Похолодев и чуть-чуть себя помня, отворил он дверь в контору. На этот раз в ней было очень мало народу, стоял какой-то дворник и еще какой-то простолюдин. Сторож и не выглядывал из своей перегородки. Раскольников прошел в следующую комнату. «Может, еще можно будет и не говорить», — мелькнуло в нем. Тут одна какая-то личность из писцов, в приватном сюртуке, прилаживалась что-то писать у бюро. В углу усаживался еще один писарь.
Заметова не было. Никодима Фомича, конечно, тоже не было.
— Никого нет? — спросил было Раскольников, обращаясь к личности у бюро.
— А вам кого?
— А-а-а! Слыхом не слыхать, видом не видать, а русский дух… как это в там сказке… забыл! М-мае п-пачтенье! — вскричал вдруг знакомый голос.
Раскольников задрожал. Пред ним стоял Порох, он вдруг вышел из третьей комнаты. «Это сама судьба, — подумал Раскольников, — почему он тут?
— К нам? По какому? — восклицал Илья Петрович. (Он был, по-видимому, в превосходнейшем и даже капельку в возбужденном состоянии духа). — Если по делу, то еще рано пожаловали. Я сам по случаю… А впрочем, чем могу. Я признаюсь вам… как? как? Извините…
— Раскольников.
— Ну что: Раскольников! И неужели вы могли предположить, что я забыл!
Вы уж, пожалуйста, меня не считайте за такого… Родион Ро… Ро…
Родионыч, так, кажется?
— Родион Романыч.
— Да, да-да! Родион Романыч, Родион Романыч! Этого-то я и добивался.

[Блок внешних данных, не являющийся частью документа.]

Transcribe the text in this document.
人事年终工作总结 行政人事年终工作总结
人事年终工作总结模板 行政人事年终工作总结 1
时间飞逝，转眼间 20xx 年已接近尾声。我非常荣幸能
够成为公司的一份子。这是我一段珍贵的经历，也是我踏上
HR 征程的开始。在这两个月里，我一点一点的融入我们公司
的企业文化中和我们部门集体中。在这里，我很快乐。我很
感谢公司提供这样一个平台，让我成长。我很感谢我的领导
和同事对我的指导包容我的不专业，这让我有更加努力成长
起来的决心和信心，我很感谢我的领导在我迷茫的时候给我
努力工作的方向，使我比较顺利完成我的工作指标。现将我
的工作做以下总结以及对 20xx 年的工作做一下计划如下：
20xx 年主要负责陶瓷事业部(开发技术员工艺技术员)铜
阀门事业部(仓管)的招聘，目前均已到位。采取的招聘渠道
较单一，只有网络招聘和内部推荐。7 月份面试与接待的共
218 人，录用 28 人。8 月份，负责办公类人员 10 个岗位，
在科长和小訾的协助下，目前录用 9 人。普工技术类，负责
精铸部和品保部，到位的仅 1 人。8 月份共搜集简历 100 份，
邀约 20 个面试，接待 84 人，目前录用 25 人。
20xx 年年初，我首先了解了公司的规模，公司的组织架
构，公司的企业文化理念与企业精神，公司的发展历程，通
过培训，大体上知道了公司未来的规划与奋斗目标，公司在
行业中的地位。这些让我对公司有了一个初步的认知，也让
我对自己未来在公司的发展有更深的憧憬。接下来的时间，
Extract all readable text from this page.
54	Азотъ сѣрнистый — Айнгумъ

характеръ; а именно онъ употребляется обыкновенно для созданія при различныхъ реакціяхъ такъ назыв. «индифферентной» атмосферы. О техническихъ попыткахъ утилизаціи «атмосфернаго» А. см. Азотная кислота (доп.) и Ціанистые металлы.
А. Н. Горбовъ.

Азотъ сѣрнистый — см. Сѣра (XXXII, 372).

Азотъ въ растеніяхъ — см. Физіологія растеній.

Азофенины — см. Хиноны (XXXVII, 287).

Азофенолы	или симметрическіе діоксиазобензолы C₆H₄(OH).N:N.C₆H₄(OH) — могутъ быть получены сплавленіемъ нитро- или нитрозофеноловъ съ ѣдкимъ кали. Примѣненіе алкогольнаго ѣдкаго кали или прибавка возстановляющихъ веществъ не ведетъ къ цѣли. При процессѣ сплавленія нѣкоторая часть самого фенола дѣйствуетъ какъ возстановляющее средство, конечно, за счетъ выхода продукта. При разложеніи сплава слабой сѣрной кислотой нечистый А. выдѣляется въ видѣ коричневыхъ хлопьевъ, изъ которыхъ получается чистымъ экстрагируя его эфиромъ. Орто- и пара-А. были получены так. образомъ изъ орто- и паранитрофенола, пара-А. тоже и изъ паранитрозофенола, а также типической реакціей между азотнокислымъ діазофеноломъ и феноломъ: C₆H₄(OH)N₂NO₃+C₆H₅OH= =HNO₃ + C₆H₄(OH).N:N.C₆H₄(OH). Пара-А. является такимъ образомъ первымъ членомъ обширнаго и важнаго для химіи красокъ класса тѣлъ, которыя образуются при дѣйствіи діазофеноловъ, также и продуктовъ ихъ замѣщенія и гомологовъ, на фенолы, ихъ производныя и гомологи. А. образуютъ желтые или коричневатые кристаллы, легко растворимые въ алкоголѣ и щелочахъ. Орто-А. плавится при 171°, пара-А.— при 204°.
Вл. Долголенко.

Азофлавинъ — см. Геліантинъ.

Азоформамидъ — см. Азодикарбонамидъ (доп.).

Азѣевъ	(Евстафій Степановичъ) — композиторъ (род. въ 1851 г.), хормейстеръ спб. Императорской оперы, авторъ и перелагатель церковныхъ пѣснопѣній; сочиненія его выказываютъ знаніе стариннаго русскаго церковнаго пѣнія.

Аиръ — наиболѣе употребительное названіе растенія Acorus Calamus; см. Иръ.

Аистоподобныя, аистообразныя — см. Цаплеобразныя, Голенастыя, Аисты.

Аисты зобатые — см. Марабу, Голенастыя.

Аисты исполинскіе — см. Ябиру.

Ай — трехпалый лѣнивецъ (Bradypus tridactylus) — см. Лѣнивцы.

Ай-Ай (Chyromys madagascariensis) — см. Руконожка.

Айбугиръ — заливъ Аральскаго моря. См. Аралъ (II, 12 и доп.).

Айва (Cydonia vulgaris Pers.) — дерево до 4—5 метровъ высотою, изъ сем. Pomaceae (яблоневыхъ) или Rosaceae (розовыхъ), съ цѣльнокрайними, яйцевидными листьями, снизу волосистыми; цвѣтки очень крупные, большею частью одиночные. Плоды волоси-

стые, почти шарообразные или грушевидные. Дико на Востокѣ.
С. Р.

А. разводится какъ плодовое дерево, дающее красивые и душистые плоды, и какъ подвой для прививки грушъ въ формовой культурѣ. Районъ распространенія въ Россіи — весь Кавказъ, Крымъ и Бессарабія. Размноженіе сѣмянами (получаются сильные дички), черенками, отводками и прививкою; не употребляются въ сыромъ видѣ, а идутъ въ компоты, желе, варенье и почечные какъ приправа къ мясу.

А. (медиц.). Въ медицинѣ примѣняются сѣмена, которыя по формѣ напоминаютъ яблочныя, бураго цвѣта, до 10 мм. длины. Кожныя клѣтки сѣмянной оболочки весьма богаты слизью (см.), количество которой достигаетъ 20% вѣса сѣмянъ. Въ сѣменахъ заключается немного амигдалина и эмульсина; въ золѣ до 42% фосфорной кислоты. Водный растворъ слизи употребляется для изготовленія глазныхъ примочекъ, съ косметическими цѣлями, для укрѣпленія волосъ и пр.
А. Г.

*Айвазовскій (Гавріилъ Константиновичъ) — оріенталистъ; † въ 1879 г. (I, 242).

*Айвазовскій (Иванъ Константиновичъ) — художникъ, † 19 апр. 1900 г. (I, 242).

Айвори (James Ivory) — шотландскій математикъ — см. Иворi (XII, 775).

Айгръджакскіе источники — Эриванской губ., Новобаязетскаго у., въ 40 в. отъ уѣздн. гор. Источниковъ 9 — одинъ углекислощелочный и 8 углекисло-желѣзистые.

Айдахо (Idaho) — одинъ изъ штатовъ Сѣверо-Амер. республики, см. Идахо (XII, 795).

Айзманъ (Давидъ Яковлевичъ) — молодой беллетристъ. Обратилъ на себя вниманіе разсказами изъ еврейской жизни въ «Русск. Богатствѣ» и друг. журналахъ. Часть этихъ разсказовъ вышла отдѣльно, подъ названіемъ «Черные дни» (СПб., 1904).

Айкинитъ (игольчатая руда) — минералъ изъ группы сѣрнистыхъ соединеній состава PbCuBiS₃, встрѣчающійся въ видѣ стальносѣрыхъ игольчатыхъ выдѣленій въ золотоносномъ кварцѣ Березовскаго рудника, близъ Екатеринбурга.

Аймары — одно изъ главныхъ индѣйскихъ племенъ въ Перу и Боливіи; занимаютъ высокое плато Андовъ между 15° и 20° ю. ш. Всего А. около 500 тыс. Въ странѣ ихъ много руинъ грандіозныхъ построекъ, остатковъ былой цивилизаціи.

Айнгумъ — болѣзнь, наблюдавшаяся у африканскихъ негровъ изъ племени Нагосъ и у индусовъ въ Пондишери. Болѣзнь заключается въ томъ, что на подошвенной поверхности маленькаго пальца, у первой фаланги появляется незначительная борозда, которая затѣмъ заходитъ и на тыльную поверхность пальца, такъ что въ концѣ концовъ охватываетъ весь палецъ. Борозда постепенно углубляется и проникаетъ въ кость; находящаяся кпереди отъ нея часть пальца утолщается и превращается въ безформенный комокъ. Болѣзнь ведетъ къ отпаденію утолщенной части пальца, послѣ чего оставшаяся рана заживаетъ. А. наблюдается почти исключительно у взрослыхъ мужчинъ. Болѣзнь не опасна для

Даже многократно справлялся. Я, признаюсь вам, с тех пор искренно горевал, что мы так тогда с вами… мне потом объяснили, я узнал, что молодой литератор и даже ученый… и, так сказать, первые шаги… О господи! Да кто же из литераторов и ученых первоначально не делал оригинальных шагов! Я и жена моя — мы оба уважаем литературу, а жена — так до страсти!… Литературу и художественность! Был бы благороден, а прочее все можно приобрести талантами, знанием, рассудком, гением! Шляпа — ну что, например, значит шляпа? Шляпа есть блин, я ее у Циммермана куплю; но что под шляпой сохраняется и шляпой прикрывается, того уж я не куплю-с!… Я, признаюсь, хотел даже к вам идти объясниться, да думал, может, вы… Однако ж и не спрошу: вам и в самом деле что-нибудь надо? К вам, говорят, родные приехали?